On 17 October 2021 I rolled out of Koteshwar in Gujarat, on the western edge of India, aiming for Kibithoo in Arunachal Pradesh — the country's far eastern frontier. Nine days, seven hours and five minutes later I reached Kibithoo on 26 October 2021, setting a new Guinness World Record for the fastest time to cycle trans-India, west to east, over roughly 3,800 km.
The ride was dedicated to the Indian Army's Swarnim Vijay Varsh — the year-long commemoration of the 50th anniversary of the 1971 war, in which the Armed Forces secured a decisive victory. Along the route my crew and I engaged with young people in Jaipur, Agra, Lucknow, Gorakhpur, Siliguri and Tezpur, carrying the message of the anniversary to the country's youth.
The previous record — 11 days, 21 hours, 57 minutes and 2 seconds, held by Naresh Kumar — fell by more than two days. I rode a Scott Plasma time-trial bike across terrain that was mostly flat but never easy: heavy traffic through the plains, days of rain, high daytime temperatures and the long grind east of Siliguri toward the mountains.

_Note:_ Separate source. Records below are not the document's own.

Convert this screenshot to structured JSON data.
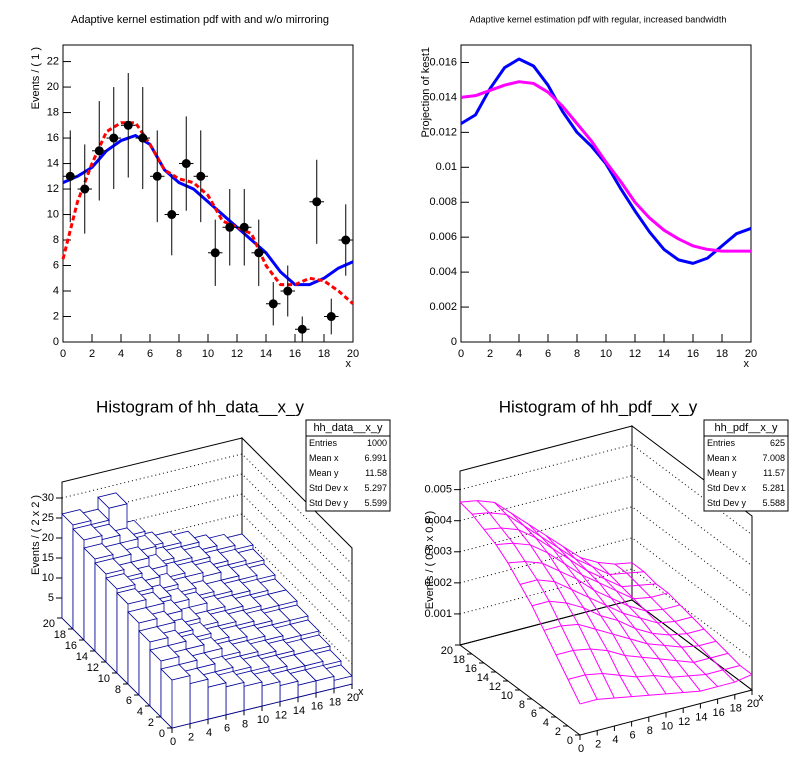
{
  "chart_data": [
    {
      "type": "line",
      "title": "Adaptive kernel estimation pdf with and w/o mirroring",
      "xlabel": "x",
      "ylabel": "Events / ( 1 )",
      "xlim": [
        0,
        20
      ],
      "ylim": [
        0,
        23.3
      ],
      "xticks": [
        0,
        2,
        4,
        6,
        8,
        10,
        12,
        14,
        16,
        18,
        20
      ],
      "yticks": [
        0,
        2,
        4,
        6,
        8,
        10,
        12,
        14,
        16,
        18,
        20,
        22
      ],
      "x": [
        0,
        1,
        2,
        3,
        4,
        5,
        6,
        7,
        8,
        9,
        10,
        11,
        12,
        13,
        14,
        15,
        16,
        17,
        18,
        19,
        20
      ],
      "series": [
        {
          "color": "#0000ff",
          "values": [
            12.5,
            13,
            13.7,
            15,
            15.8,
            16.2,
            15.5,
            13.5,
            12.5,
            12,
            11,
            10,
            9,
            8,
            7,
            5.5,
            4.5,
            4.5,
            5,
            5.8,
            6.3
          ]
        },
        {
          "color": "#ff0000",
          "dashed": true,
          "values": [
            6.5,
            11,
            14,
            16.5,
            17.2,
            17.2,
            15.5,
            13.5,
            12.8,
            12.5,
            11.5,
            9.5,
            9,
            8.5,
            6,
            4.5,
            4.5,
            5,
            4.8,
            4,
            3
          ]
        }
      ],
      "points": {
        "color": "#000000",
        "xerror": 0.5,
        "x": [
          0.5,
          1.5,
          2.5,
          3.5,
          4.5,
          5.5,
          6.5,
          7.5,
          8.5,
          9.5,
          10.5,
          11.5,
          12.5,
          13.5,
          14.5,
          15.5,
          16.5,
          17.5,
          18.5,
          19.5
        ],
        "values": [
          13,
          12,
          15,
          16,
          17,
          16,
          13,
          10,
          14,
          13,
          7,
          9,
          9,
          7,
          3,
          4,
          1,
          11,
          2,
          8
        ],
        "errors": [
          3.6,
          3.5,
          3.9,
          4,
          4.1,
          4,
          3.6,
          3.2,
          3.7,
          3.6,
          2.6,
          3,
          3,
          2.6,
          1.7,
          2,
          1,
          3.3,
          1.4,
          2.8
        ]
      }
    },
    {
      "type": "line",
      "title": "Adaptive kernel estimation pdf with regular, increased bandwidth",
      "xlabel": "x",
      "ylabel": "Projection of kest1",
      "xlim": [
        0,
        20
      ],
      "ylim": [
        0,
        0.017
      ],
      "xticks": [
        0,
        2,
        4,
        6,
        8,
        10,
        12,
        14,
        16,
        18,
        20
      ],
      "yticks": [
        0,
        0.002,
        0.004,
        0.006,
        0.008,
        0.01,
        0.012,
        0.014,
        0.016
      ],
      "x": [
        0,
        1,
        2,
        3,
        4,
        5,
        6,
        7,
        8,
        9,
        10,
        11,
        12,
        13,
        14,
        15,
        16,
        17,
        18,
        19,
        20
      ],
      "series": [
        {
          "color": "#0000ff",
          "values": [
            0.0125,
            0.013,
            0.0145,
            0.0157,
            0.0162,
            0.0158,
            0.0147,
            0.0132,
            0.012,
            0.0112,
            0.0102,
            0.0088,
            0.0075,
            0.0063,
            0.0053,
            0.0047,
            0.0045,
            0.0048,
            0.0055,
            0.0062,
            0.0065
          ]
        },
        {
          "color": "#ff00ff",
          "values": [
            0.014,
            0.0141,
            0.0144,
            0.0147,
            0.0149,
            0.0148,
            0.0143,
            0.0135,
            0.0125,
            0.0115,
            0.0103,
            0.0092,
            0.008,
            0.0071,
            0.0064,
            0.0059,
            0.0055,
            0.0053,
            0.0052,
            0.0052,
            0.0052
          ]
        }
      ]
    },
    {
      "type": "lego",
      "title": "Histogram of hh_data__x_y",
      "zlabel": "Events / ( 2 x 2 )",
      "xlabel": "x",
      "color": "#000099",
      "stats": {
        "title": "hh_data__x_y",
        "rows": [
          {
            "label": "Entries",
            "value": 1000
          },
          {
            "label": "Mean x",
            "value": 6.991
          },
          {
            "label": "Mean y",
            "value": 11.58
          },
          {
            "label": "Std Dev x",
            "value": 5.297
          },
          {
            "label": "Std Dev y",
            "value": 5.599
          }
        ]
      },
      "xlim": [
        0,
        20
      ],
      "ylim": [
        0,
        20
      ],
      "zlim": [
        0,
        34
      ],
      "xticks": [
        0,
        2,
        4,
        6,
        8,
        10,
        12,
        14,
        16,
        18,
        20
      ],
      "yticks": [
        0,
        2,
        4,
        6,
        8,
        10,
        12,
        14,
        16,
        18,
        20
      ],
      "zticks": [
        5,
        10,
        15,
        20,
        25,
        30
      ],
      "xbins": [
        0,
        2,
        4,
        6,
        8,
        10,
        12,
        14,
        16,
        18,
        20
      ],
      "ybins": [
        0,
        2,
        4,
        6,
        8,
        10,
        12,
        14,
        16,
        18,
        20
      ],
      "z": [
        [
          12,
          14,
          16,
          18,
          20,
          21,
          22,
          23,
          25,
          26
        ],
        [
          10,
          12,
          14,
          16,
          18,
          19,
          20,
          22,
          24,
          25
        ],
        [
          8,
          10,
          12,
          13,
          15,
          16,
          18,
          20,
          22,
          28
        ],
        [
          7,
          8,
          10,
          11,
          12,
          14,
          15,
          17,
          19,
          20
        ],
        [
          6,
          7,
          8,
          9,
          10,
          12,
          13,
          14,
          15,
          16
        ],
        [
          5,
          6,
          7,
          8,
          9,
          10,
          11,
          13,
          14,
          15
        ],
        [
          4,
          5,
          6,
          7,
          8,
          9,
          10,
          12,
          13,
          14
        ],
        [
          3,
          4,
          5,
          6,
          7,
          8,
          9,
          10,
          11,
          12
        ],
        [
          3,
          4,
          4,
          5,
          6,
          7,
          8,
          9,
          10,
          11
        ],
        [
          2,
          3,
          4,
          5,
          6,
          7,
          7,
          8,
          9,
          10
        ]
      ]
    },
    {
      "type": "surface",
      "title": "Histogram of hh_pdf__x_y",
      "zlabel": "Events / ( 0.8 x 0.8 )",
      "xlabel": "x",
      "color": "#ff00ff",
      "stats": {
        "title": "hh_pdf__x_y",
        "rows": [
          {
            "label": "Entries",
            "value": 625
          },
          {
            "label": "Mean x",
            "value": 7.008
          },
          {
            "label": "Mean y",
            "value": 11.57
          },
          {
            "label": "Std Dev x",
            "value": 5.281
          },
          {
            "label": "Std Dev y",
            "value": 5.588
          }
        ]
      },
      "xlim": [
        0,
        20
      ],
      "ylim": [
        0,
        20
      ],
      "zlim": [
        0,
        0.0056
      ],
      "xticks": [
        0,
        2,
        4,
        6,
        8,
        10,
        12,
        14,
        16,
        18,
        20
      ],
      "yticks": [
        0,
        2,
        4,
        6,
        8,
        10,
        12,
        14,
        16,
        18,
        20
      ],
      "zticks": [
        0.001,
        0.002,
        0.003,
        0.004,
        0.005
      ],
      "x": [
        0,
        2,
        4,
        6,
        8,
        10,
        12,
        14,
        16,
        18,
        20
      ],
      "y": [
        0,
        2,
        4,
        6,
        8,
        10,
        12,
        14,
        16,
        18,
        20
      ],
      "z": [
        [
          0.001,
          0.0015,
          0.002,
          0.0025,
          0.003,
          0.0034,
          0.0038,
          0.0041,
          0.0043,
          0.0045,
          0.0046
        ],
        [
          0.001,
          0.0015,
          0.002,
          0.0025,
          0.003,
          0.0034,
          0.0037,
          0.004,
          0.0042,
          0.0044,
          0.0045
        ],
        [
          0.0009,
          0.0014,
          0.0019,
          0.0024,
          0.0028,
          0.0032,
          0.0035,
          0.0038,
          0.004,
          0.0042,
          0.0043
        ],
        [
          0.0008,
          0.0012,
          0.0017,
          0.0021,
          0.0025,
          0.0028,
          0.0031,
          0.0034,
          0.0036,
          0.0037,
          0.0038
        ],
        [
          0.0007,
          0.001,
          0.0014,
          0.0018,
          0.0021,
          0.0024,
          0.0027,
          0.0029,
          0.0031,
          0.0032,
          0.0033
        ],
        [
          0.0006,
          0.0009,
          0.0012,
          0.0015,
          0.0018,
          0.002,
          0.0022,
          0.0024,
          0.0026,
          0.0027,
          0.0028
        ],
        [
          0.0005,
          0.0007,
          0.001,
          0.0012,
          0.0014,
          0.0016,
          0.0018,
          0.002,
          0.0021,
          0.0022,
          0.0023
        ],
        [
          0.0004,
          0.0006,
          0.0008,
          0.001,
          0.0011,
          0.0013,
          0.0014,
          0.0016,
          0.0017,
          0.0018,
          0.0018
        ],
        [
          0.0004,
          0.0005,
          0.0006,
          0.0008,
          0.0009,
          0.001,
          0.0011,
          0.0012,
          0.0013,
          0.0014,
          0.0015
        ],
        [
          0.0004,
          0.0005,
          0.0006,
          0.0007,
          0.0008,
          0.0009,
          0.001,
          0.0011,
          0.0012,
          0.0013,
          0.0013
        ],
        [
          0.0005,
          0.0005,
          0.0006,
          0.0007,
          0.0008,
          0.0009,
          0.001,
          0.0011,
          0.0011,
          0.0012,
          0.0012
        ]
      ]
    }
  ]
}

A compact six-member crew — including a dietician, a bike mechanic and a physiotherapist — kept the expedition moving around the clock.
This was my third Guinness World Record on the bike, after the Leh–Manali and Golden Quadrilateral records of 2020. “Edge to edge across India” is exactly that — Arunachal Pradesh is landlocked, so this is a true frontier-to-frontier traverse rather than a coast-to-coast one.